A Fabrègues, dans l'Hérault, maire, voisins et parents d'élèves se mobilisent pour empêcher l'expulsion d'une Marocaine et de ses trois enfants.

Qui pense que les Français en ont marre de «subir» l'immigration ? A Fabrègues, petite cité pavillonnaire de 7 000 habitants située entre Montpellier et Sète, tout le monde se mobilise contre l'expulsion annoncée de Tamimount Koubaa et de ses trois enfants, Ibtissan, 11 ans, Hanae, 7 ans, et Omar, 4 ans et demi.

«En moins d'une semaine, j'ai reçu la copie de 81 attestations que des habitants ont envoyées au préfet, avec la photocopie de leur carte d'identité», souligne Mme Koubaa, une jolie brune de 35 ans, en feuilletant la pile de lettres. Parmi elles, celle de Bernard, un voisin, qui écrit : «J'atteste par la présente être en bons termes avec ma voisine.

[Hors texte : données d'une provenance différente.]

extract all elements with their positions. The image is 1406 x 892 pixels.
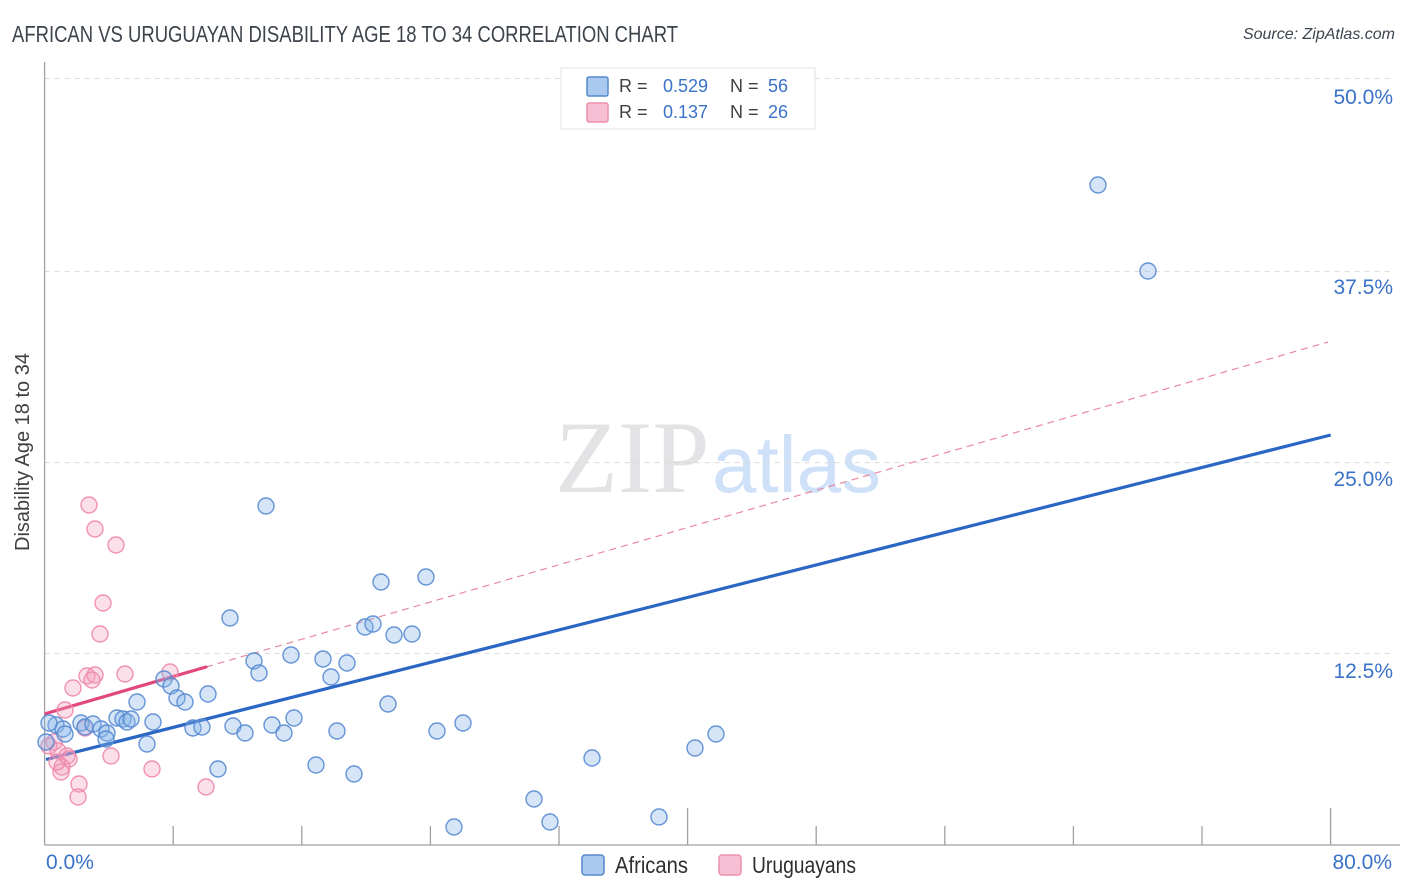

Madame Koubaa s'avère être une personne bien intégrée, polie, serviable et se comportant comme une bonne mère.» Michel, lui, «atteste qu'ils sont très bien intégrés à nos cultures et au respect de notre République». Paula, dont la fille Julia est en CP avec Hanae rapporte : «Ma fille me dit souvent : je voudrais que Hanae soit mon amie pour toute la vie.»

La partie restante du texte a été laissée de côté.